Mean, green and super clean

The lines are not dissimilar to the factory metal work but the shorter rear hooped tail end gives a far stronger appearance. Watching the dollars was a key part of the build so the factory pillion peg supports were reused with the left side retaining the muffler support. The new metal work was all painted satin black to match the stock colour and perfectly blends in. To really get that scrambler feel and provide some protection from the mud David fabricated a pair of mud guards. These are finished in gloss black with the rear attached to the new tail hoop and the front getting high-mounted to the factory lower triple tree.

To finish off the scrambler look a new seat was stitched up from black leather and although capable of riding two up has a neat dip to allow the rider to sit securely for blasts on the mountains trails. Transforming the style of stock tanks is one of David’s signature skills and while not as radical as many an Ad Hoc build its light years ahead of any factory offering. To give a truly utilitarian look the primary colour is RAL code 7009 Gris Verdoso, or Green/Grey to you and me. This is offset by gloss black side panels on the tank and the same hue for the filler cap. The finishing touch comes in the form of laser cut Ad Hoc logos for each side.

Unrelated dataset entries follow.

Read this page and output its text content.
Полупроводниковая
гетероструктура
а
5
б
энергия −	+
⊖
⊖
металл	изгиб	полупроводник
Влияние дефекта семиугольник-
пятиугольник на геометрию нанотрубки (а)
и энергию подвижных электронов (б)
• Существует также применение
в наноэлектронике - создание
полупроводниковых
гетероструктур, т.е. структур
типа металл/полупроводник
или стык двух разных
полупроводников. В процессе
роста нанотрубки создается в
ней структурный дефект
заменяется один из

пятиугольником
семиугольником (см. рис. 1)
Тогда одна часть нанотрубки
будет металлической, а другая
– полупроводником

To give the controls the right feel the stock bars have been swapped out for a 28mm set of MotoX items with slightly less rise over standard. The bulky factory clocks are gone and so too the luxury of the factory heated grips. Feeding back the vital signs is a Motogadget Pro dash that is designed for the nineT providing a plug and play installation and neat fitment. Motogadet also provided the bar end turn signals, while out back small LED items join a vintage taillight to keep it all street legal. The headlight was a feature David was determined to get right, a shallow depth LED item is neatly attached to the stock mounts and looks like an enormous hunting torch coming through the trees.

Mondo MotoGadget

The engine hasn’t been left unattended either, again budget constraints meant nothing over the top was planned but some weight could easily be saved. In lieu of the bulky twin muffler setup the scrambler’s system has been rationalised down to one and the full exhaust painted in black heat proof paint. Instead of ticking the box at the dealer for black cylinder head covers, a cool US$626, the customer instead had David paint them for a damn sight less. “As a wink to the old airheads we have built a cylinder protector on which we have installed a pair of long-range led lights,” explains David. While the finishing touch comes from ditching the factory road rubber for chunky Continental TKC80 dual sports.

A clever choice as they are an OEM replacement tyre for much of BMW’s GS range and with a little time spent fine tuning the adjustable suspension David had the nineT dialed in! But he wasn’t quite finished there, to truly cater for his customers’ needs he built a second seat that he describes as more “family friendly” and added a set of foldable pillion pegs.

As they say, ‘Happy wife, happy life!’ But not only does she get to enjoy the new toy, all couldn’t be happier with the decision to let Ad Hoc spec up the BMW scrambler instead of the dealer. True personal touches at a cheaper price and you’ll never park next to another one like it. Bang for your buck never looked so good.